Like, come on. No one thought to review every public/external function for access controls? That’s just the low hanging fruit. The Chainlink problems should also have been obvious in my opinion. Lack of understanding of how ERC-721 approvals work, awful. There were other marginally harder exploits as well (I’ll leave finding them as an exercise to the Looty devs).

Some of the things they said pointed to them being extremely new to EVM. I’ve noticed that there are a set of tells that Solana developers have. One of them, for example, is a reluctance to verify their code, and the incorrect belief that unverified code cannot be exploited.

I have no idea why you would let novice devs (at a minimum, to EVM, not clear on their other work) write code protecting assets like this, unsupervised by an adult.

Contributing cause - being assholes

I probably made it clear in my previous articles already that I was unhappy with the Looty team, pretty much from the first interaction. It didn’t really get much better from there.

But, as you might be aware, I’m generally kind of a pushover. It took a lot for me to get to the point where I was strongly considering doing things I might regret. It’s actually kind of impressive that they managed to push me that far.

It probably goes without saying that this is a bad thing. I’m something of an asshole myself, but I hope that one day when someone comes to help me with something I’ve fucked up, that I don’t piss them off this badly.

But no, the real mistake here was getting in a pissing match with VirtualQuery on Twitter (and harassing people into trying to silence him). He has something of a devil-may-care attitude, so he was ready and willing to execute the whitehack.

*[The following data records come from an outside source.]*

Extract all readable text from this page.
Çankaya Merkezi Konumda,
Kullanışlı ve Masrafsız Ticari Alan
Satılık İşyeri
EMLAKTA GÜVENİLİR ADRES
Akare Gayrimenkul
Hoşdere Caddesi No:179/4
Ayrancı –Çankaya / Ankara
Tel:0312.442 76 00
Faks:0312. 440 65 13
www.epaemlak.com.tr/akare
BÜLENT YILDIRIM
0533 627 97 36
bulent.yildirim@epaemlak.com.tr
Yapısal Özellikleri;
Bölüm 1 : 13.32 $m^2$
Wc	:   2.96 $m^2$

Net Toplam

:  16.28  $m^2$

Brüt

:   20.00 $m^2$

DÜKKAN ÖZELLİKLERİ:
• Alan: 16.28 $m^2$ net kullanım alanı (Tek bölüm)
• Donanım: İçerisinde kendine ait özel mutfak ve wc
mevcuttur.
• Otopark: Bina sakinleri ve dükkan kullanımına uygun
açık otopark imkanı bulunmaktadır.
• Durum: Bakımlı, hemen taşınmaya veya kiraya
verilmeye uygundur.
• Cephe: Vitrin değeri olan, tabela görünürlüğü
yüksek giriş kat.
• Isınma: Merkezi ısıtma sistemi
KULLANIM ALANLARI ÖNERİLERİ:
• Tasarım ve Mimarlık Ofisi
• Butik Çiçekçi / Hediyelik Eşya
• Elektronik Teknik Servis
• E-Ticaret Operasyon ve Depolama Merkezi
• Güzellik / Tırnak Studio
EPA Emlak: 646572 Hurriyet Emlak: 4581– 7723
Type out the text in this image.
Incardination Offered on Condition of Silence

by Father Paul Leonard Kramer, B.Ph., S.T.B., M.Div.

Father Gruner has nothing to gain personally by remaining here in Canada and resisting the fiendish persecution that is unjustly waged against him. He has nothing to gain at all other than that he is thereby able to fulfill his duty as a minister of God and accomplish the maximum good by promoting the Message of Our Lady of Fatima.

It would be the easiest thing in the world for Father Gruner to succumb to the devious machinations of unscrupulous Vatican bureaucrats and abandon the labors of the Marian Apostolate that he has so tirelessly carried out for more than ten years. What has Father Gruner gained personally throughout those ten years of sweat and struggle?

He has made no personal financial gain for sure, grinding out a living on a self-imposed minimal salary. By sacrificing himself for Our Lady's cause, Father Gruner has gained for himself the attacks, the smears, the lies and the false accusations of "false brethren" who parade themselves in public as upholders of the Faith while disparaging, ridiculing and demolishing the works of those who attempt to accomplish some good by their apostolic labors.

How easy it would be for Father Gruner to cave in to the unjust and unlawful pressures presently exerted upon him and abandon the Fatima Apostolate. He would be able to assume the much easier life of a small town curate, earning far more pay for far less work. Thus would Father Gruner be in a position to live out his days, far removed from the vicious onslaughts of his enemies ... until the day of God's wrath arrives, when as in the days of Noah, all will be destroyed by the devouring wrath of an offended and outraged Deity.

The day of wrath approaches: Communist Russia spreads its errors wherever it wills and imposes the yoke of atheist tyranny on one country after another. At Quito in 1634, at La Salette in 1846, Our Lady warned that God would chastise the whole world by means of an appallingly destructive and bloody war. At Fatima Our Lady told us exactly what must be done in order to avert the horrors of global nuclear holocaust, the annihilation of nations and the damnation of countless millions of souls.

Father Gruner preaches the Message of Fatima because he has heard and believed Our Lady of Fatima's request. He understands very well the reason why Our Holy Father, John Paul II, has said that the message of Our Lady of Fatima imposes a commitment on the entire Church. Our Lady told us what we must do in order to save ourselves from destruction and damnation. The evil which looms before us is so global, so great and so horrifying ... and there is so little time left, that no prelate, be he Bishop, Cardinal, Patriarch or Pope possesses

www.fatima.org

Although the best practice is to whitehack at-risk funds immediately and deal with things afterwards, someone on better terms would probably have given them a heads up, or even inquired if they are prepared to quickly remove the at-risk funds.

Instead, the presumption was that they were jackasses that either wouldn’t believe it or wouldn’t act quickly enough, and either way didn’t really deserve a courtesy notification.

Action items

Normally this is where I would put work items to clean up after the incident, remediate the high level risks, and plan for longer term improvements in reliability.

But they can just fuck right off. I’m not their employee. Figure it out on your own.

Always willing to help a friend, or a friend of a friend, with advice or casual review. But this is the second time in the last few months I have regretted getting involved and helping strangers.

So my personal AI is to attempt to commit myself to not doing that again.